Re: My Depression story

Postby leidid » Fri Mar 17, 2017 8:58 am

Hello chirantan
Reading your story I am upset you had to go through that. Not only can stress be difficult but the added pressure of feeling like no one is being supportive of you is too much. I wish that you would be able to be open about your sexual orientation because it is your life and no one else's to have a say in it.
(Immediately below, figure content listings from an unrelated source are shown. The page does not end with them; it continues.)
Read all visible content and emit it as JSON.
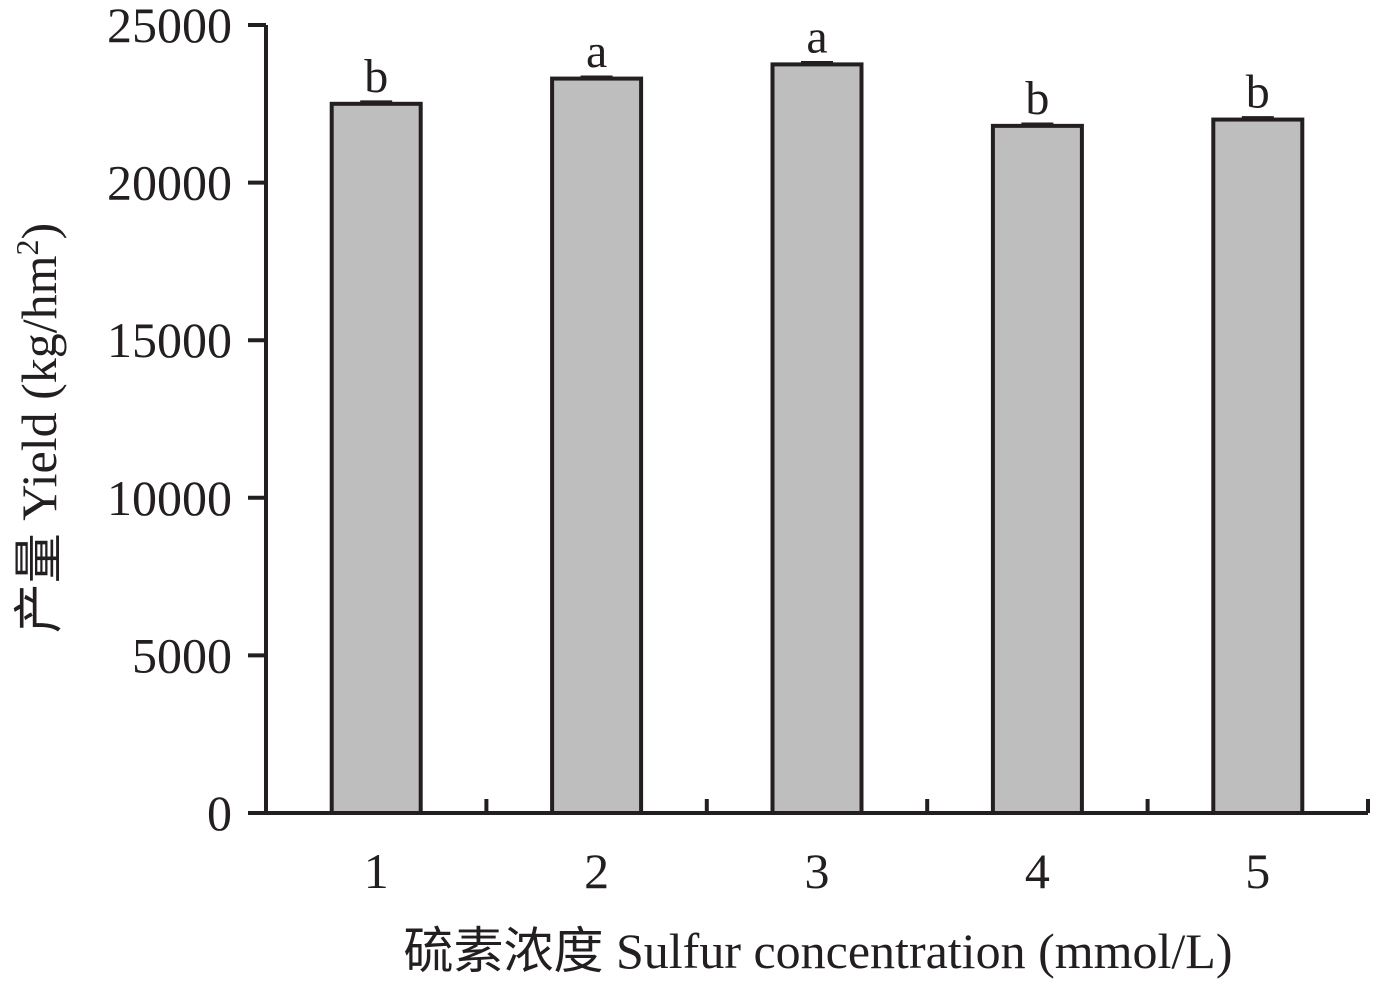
{
  "chart_data": {
    "type": "bar",
    "categories": [
      "1",
      "2",
      "3",
      "4",
      "5"
    ],
    "values": [
      22500,
      23300,
      23750,
      21800,
      22000
    ],
    "errors": [
      60,
      50,
      60,
      60,
      60
    ],
    "significance": [
      "b",
      "a",
      "a",
      "b",
      "b"
    ],
    "xlabel": "硫素浓度 Sulfur concentration (mmol/L)",
    "ylabel": {
      "main": "产量 Yield (kg/hm",
      "superscript": "2",
      "end": ")"
    },
    "ylim": [
      0,
      25000
    ],
    "yticks": [
      "0",
      "5000",
      "10000",
      "15000",
      "20000",
      "25000"
    ],
    "grid": false,
    "colors": {
      "bar_fill": "#bebebe",
      "bar_stroke": "#231f20",
      "axis": "#231f20",
      "text": "#231f20"
    }
  }
}
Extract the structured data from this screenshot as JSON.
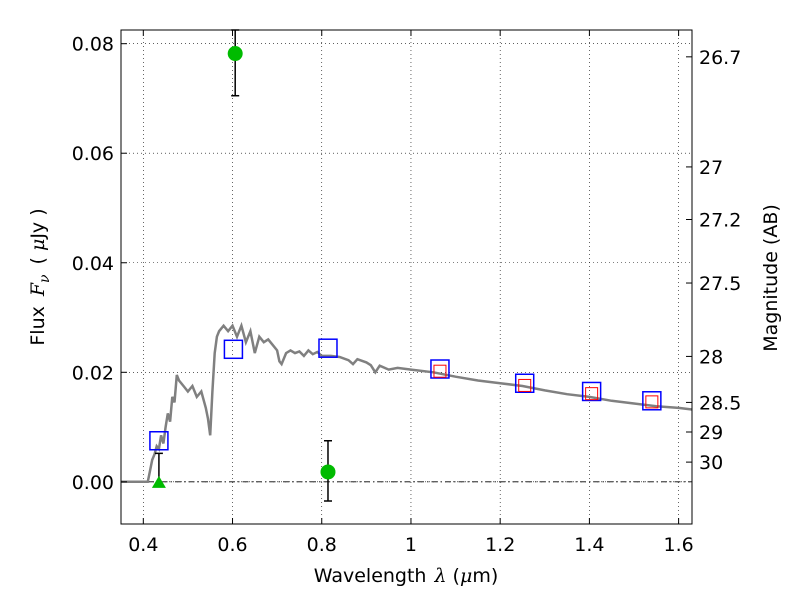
{
  "chart_data": {
    "type": "scatter",
    "xlabel_text": "Wavelength",
    "xlabel_symbol": "λ",
    "xlabel_unit_open": "(",
    "xlabel_unit_mu": "μ",
    "xlabel_unit_rest": "m)",
    "ylabel_text": "Flux",
    "ylabel_symbol": "F",
    "ylabel_sub": "ν",
    "ylabel_unit_open": "(",
    "ylabel_unit_mu": "μ",
    "ylabel_unit_rest": "Jy )",
    "y2label": "Magnitude (AB)",
    "xlim": [
      0.35,
      1.63
    ],
    "ylim": [
      -0.0077,
      0.0825
    ],
    "grid": true,
    "x_ticks": [
      {
        "value": 0.4,
        "label": "0.4"
      },
      {
        "value": 0.6,
        "label": "0.6"
      },
      {
        "value": 0.8,
        "label": "0.8"
      },
      {
        "value": 1.0,
        "label": "1"
      },
      {
        "value": 1.2,
        "label": "1.2"
      },
      {
        "value": 1.4,
        "label": "1.4"
      },
      {
        "value": 1.6,
        "label": "1.6"
      }
    ],
    "y_ticks": [
      {
        "value": 0.0,
        "label": "0.00"
      },
      {
        "value": 0.02,
        "label": "0.02"
      },
      {
        "value": 0.04,
        "label": "0.04"
      },
      {
        "value": 0.06,
        "label": "0.06"
      },
      {
        "value": 0.08,
        "label": "0.08"
      }
    ],
    "y2_ticks": [
      {
        "flux": 0.0776,
        "label": "26.7"
      },
      {
        "flux": 0.0575,
        "label": "27"
      },
      {
        "flux": 0.0479,
        "label": "27.2"
      },
      {
        "flux": 0.0363,
        "label": "27.5"
      },
      {
        "flux": 0.0229,
        "label": "28"
      },
      {
        "flux": 0.0145,
        "label": "28.5"
      },
      {
        "flux": 0.0091,
        "label": "29"
      },
      {
        "flux": 0.0036,
        "label": "30"
      }
    ],
    "sed_model": {
      "color": "#808080",
      "points": [
        [
          0.35,
          0.0
        ],
        [
          0.4,
          0.0
        ],
        [
          0.41,
          0.0
        ],
        [
          0.415,
          0.002
        ],
        [
          0.42,
          0.004
        ],
        [
          0.425,
          0.005
        ],
        [
          0.43,
          0.0065
        ],
        [
          0.435,
          0.006
        ],
        [
          0.44,
          0.0085
        ],
        [
          0.445,
          0.007
        ],
        [
          0.45,
          0.01
        ],
        [
          0.455,
          0.0125
        ],
        [
          0.46,
          0.011
        ],
        [
          0.465,
          0.0155
        ],
        [
          0.47,
          0.0145
        ],
        [
          0.475,
          0.0195
        ],
        [
          0.48,
          0.0185
        ],
        [
          0.49,
          0.0175
        ],
        [
          0.5,
          0.0165
        ],
        [
          0.51,
          0.0175
        ],
        [
          0.52,
          0.0155
        ],
        [
          0.53,
          0.0165
        ],
        [
          0.54,
          0.0135
        ],
        [
          0.545,
          0.0115
        ],
        [
          0.55,
          0.0085
        ],
        [
          0.555,
          0.0165
        ],
        [
          0.56,
          0.0235
        ],
        [
          0.565,
          0.0265
        ],
        [
          0.57,
          0.0275
        ],
        [
          0.58,
          0.0285
        ],
        [
          0.59,
          0.0275
        ],
        [
          0.6,
          0.0285
        ],
        [
          0.61,
          0.0265
        ],
        [
          0.62,
          0.0285
        ],
        [
          0.63,
          0.0255
        ],
        [
          0.64,
          0.0275
        ],
        [
          0.65,
          0.0235
        ],
        [
          0.66,
          0.0265
        ],
        [
          0.67,
          0.0255
        ],
        [
          0.68,
          0.026
        ],
        [
          0.69,
          0.025
        ],
        [
          0.7,
          0.024
        ],
        [
          0.705,
          0.022
        ],
        [
          0.71,
          0.0215
        ],
        [
          0.72,
          0.0235
        ],
        [
          0.73,
          0.024
        ],
        [
          0.74,
          0.0235
        ],
        [
          0.75,
          0.0238
        ],
        [
          0.76,
          0.023
        ],
        [
          0.77,
          0.024
        ],
        [
          0.78,
          0.0233
        ],
        [
          0.79,
          0.0237
        ],
        [
          0.8,
          0.023
        ],
        [
          0.82,
          0.023
        ],
        [
          0.84,
          0.0228
        ],
        [
          0.86,
          0.0222
        ],
        [
          0.87,
          0.0215
        ],
        [
          0.88,
          0.0224
        ],
        [
          0.9,
          0.0218
        ],
        [
          0.91,
          0.0213
        ],
        [
          0.92,
          0.02
        ],
        [
          0.93,
          0.0212
        ],
        [
          0.95,
          0.0205
        ],
        [
          0.97,
          0.0208
        ],
        [
          1.0,
          0.0205
        ],
        [
          1.05,
          0.02
        ],
        [
          1.1,
          0.0192
        ],
        [
          1.15,
          0.0185
        ],
        [
          1.2,
          0.018
        ],
        [
          1.25,
          0.0175
        ],
        [
          1.3,
          0.0167
        ],
        [
          1.35,
          0.016
        ],
        [
          1.4,
          0.0155
        ],
        [
          1.45,
          0.0148
        ],
        [
          1.5,
          0.0143
        ],
        [
          1.55,
          0.0138
        ],
        [
          1.6,
          0.0135
        ],
        [
          1.63,
          0.0132
        ]
      ]
    },
    "model_photometry": {
      "color": "#0000ff",
      "points": [
        [
          0.435,
          0.0075
        ],
        [
          0.602,
          0.0242
        ],
        [
          0.814,
          0.0244
        ],
        [
          1.065,
          0.0206
        ],
        [
          1.255,
          0.018
        ],
        [
          1.405,
          0.0165
        ],
        [
          1.54,
          0.0148
        ]
      ]
    },
    "observed_points": {
      "color": "#ff0000",
      "points": [
        [
          1.065,
          0.0202
        ],
        [
          1.255,
          0.0176
        ],
        [
          1.405,
          0.0161
        ],
        [
          1.54,
          0.0146
        ]
      ]
    },
    "green_detections": {
      "color": "#00bb00",
      "points": [
        {
          "x": 0.606,
          "y": 0.0782,
          "yerr_low": 0.0705,
          "yerr_high": 0.0825
        },
        {
          "x": 0.814,
          "y": 0.0018,
          "yerr_low": -0.0035,
          "yerr_high": 0.0075
        }
      ]
    },
    "green_upper_limit": {
      "color": "#00bb00",
      "x": 0.435,
      "y": 0.0,
      "yerr_low": 0.0,
      "yerr_high": 0.0052
    }
  }
}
All I can say is there is one user here and I'm sure many othere who can listen/read what you say in this forum.

chirantan
Posts: 6
Joined: Fri Mar 17, 2017 3:56 am
Location: Calcutta

Re: My Depression story

Postby chirantan » Fri Mar 17, 2017 10:00 pm

Thanks a lot Leidid,I really do not know how to cope with this.I have so many problems now that I can hardly think of anything positive in life.Anything at all.Thanks a lot.

leidid
Posts: 10
Joined: Wed Mar 15, 2017 5:59 pm

Re: My Depression story

Postby leidid » Sat Mar 18, 2017 10:26 am

It can be difficult to be positive when it feels like you are only surrounded by negativity. Think of what you love no matter from what time, when you were a kid or teen. I know that these may have been hard times but if you really want to move forward you have to give it all you got. I want you to find something you enjoy, a hobby of some sort but do not try putting all your happiness in a person or group of people. Creating happiness that comes from you is secure and you know you can rely on yourself. I feel that it's much more empowering. I hope that this helps in some way.